895 F. Supp. 270, 40 Cont. Cas. Fed. 76,851, 1995 U.S. Dist. LEXIS 10643, 1995 WL 449607
CourtDistrict Court, D. Colorado
DecidedJuly 25, 1995
DocketCiv. A. 94-B-2699
StatusPublished
Cited by7 cases

This text of 895 F. Supp. 270 (United States Ex Rel. DDC Interiors, Inc. v. Dawson Construction Co.) is published on Counsel Stack Legal Research, covering District Court, D. Colorado primary law. Counsel Stack provides free access to over 12 million legal documents including statutes, case law, regulations, and constitutions.

Bluebook
United States Ex Rel. DDC Interiors, Inc. v. Dawson Construction Co., 895 F. Supp. 270, 40 Cont. Cas. Fed. 76,851, 1995 U.S. Dist. LEXIS 10643, 1995 WL 449607 (D. Colo. 1995).

Opinion

MEMORANDUM OPINION AND ORDER

BABCOCK, District Judge.

This is a Miller Act case. 40 U.S.C. § 270a. Dawson Construction Co., Inc. (Dawson or prime contractor) and United States Fidelity and Guaranty Company (USF & G) (collectively, defendants) move to stay proceedings. Hearing was held on the motion on July 21, 1995. For the following reasons, I will deny defendants’ motion.

I.

In January, 1992, Dawson contracted with the United States General Services Administration (GSA) for the renovation/conversion of the Byron White United States Courthouse at 1823 Stout Street, Denver, Colorado.
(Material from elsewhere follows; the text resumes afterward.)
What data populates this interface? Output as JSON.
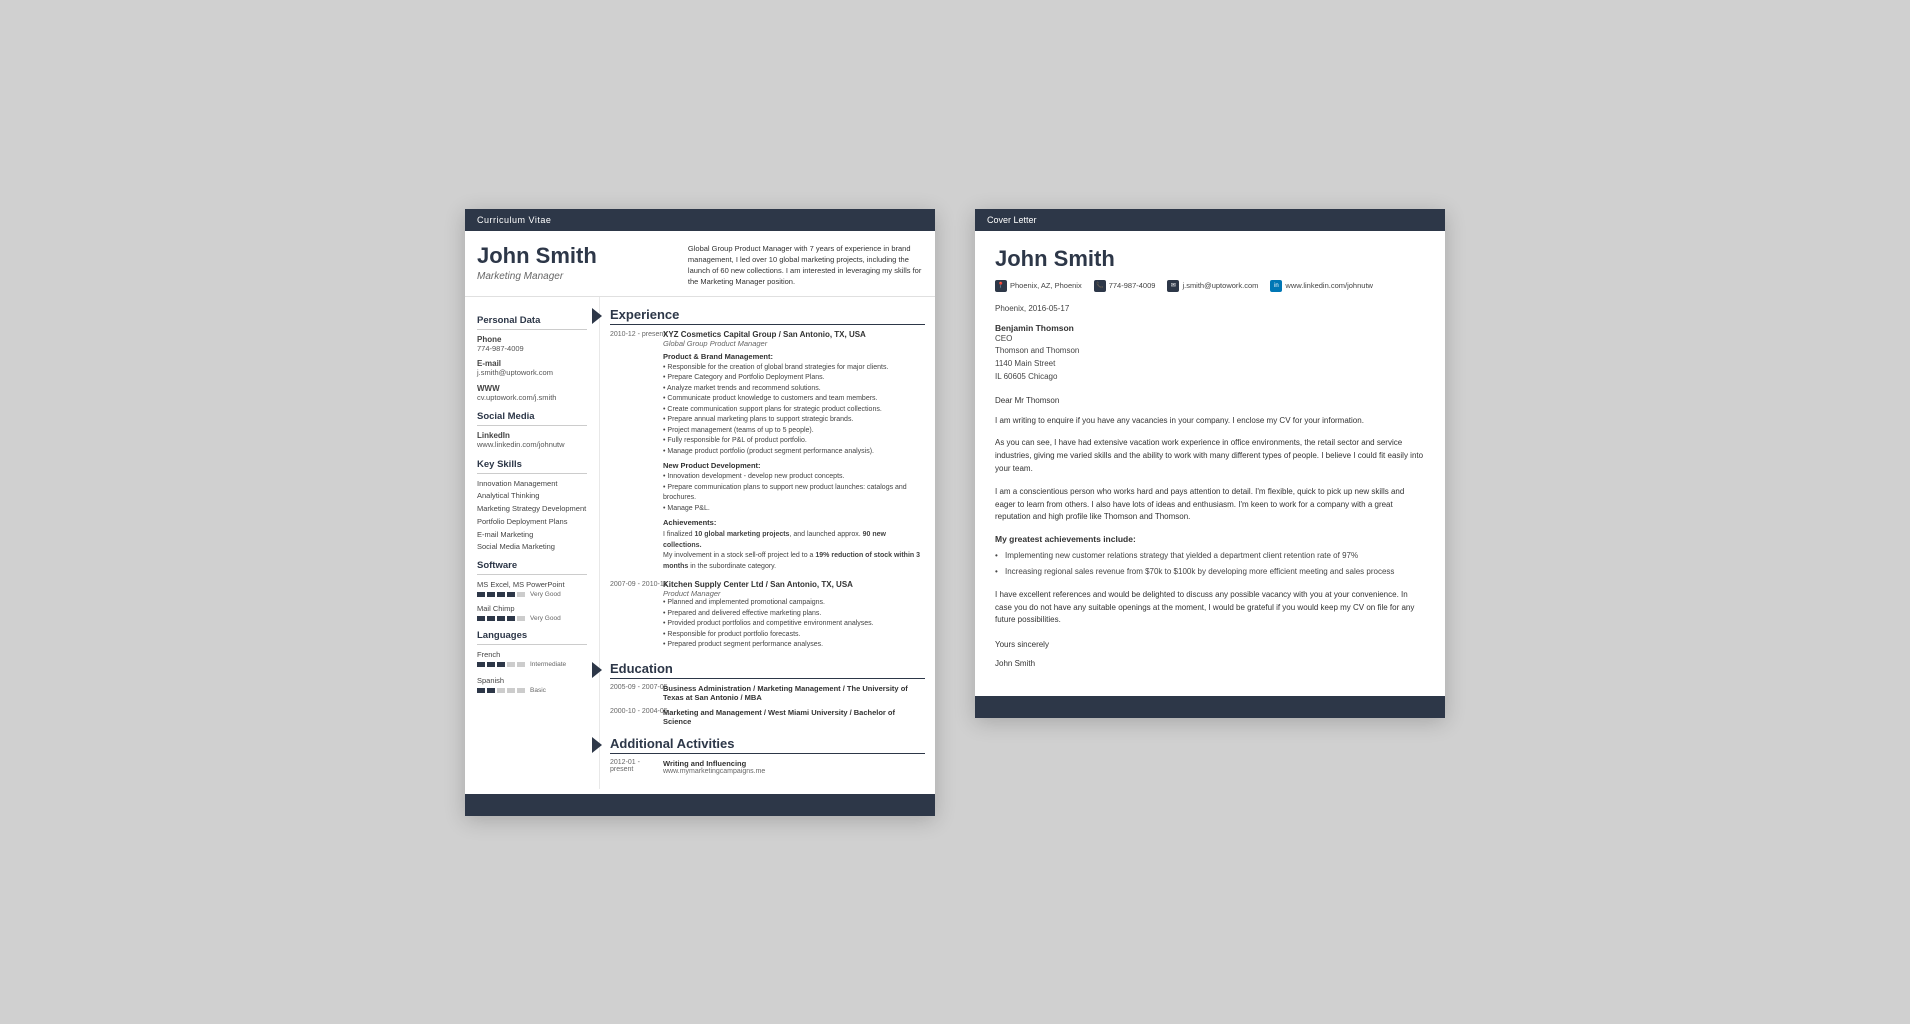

Dawson was to be paid over $20 million dollars under the contract. Dawson, as principal and surety, obtained from defendant United States Fidelity and Guarantee Company (USF & G), a $2,500,000 payment bond as required by the Miller Act, 40 U.S.C. § 270b, for the protection of all persons supplying labor and materials. Plaintiff DDC Interiors, Inc. (DDC or subcontractor) is a Colorado corporation which subcontracted with Dawson to furnish labor, materials, and equipment required for framing, drywalling, plastering, painting, wallpaper, and other associated work. The contract specifically excluded “skim coating or resurfacing of existing plaster walls unless shown or specified.” DDC was to be paid $1,585,000 by Dawson, payable as work progressed. During the contract performance, the subcontract amount was increased by approved change orders to over $2,250,000. The last labor was performed by DDC on August 17, 1994.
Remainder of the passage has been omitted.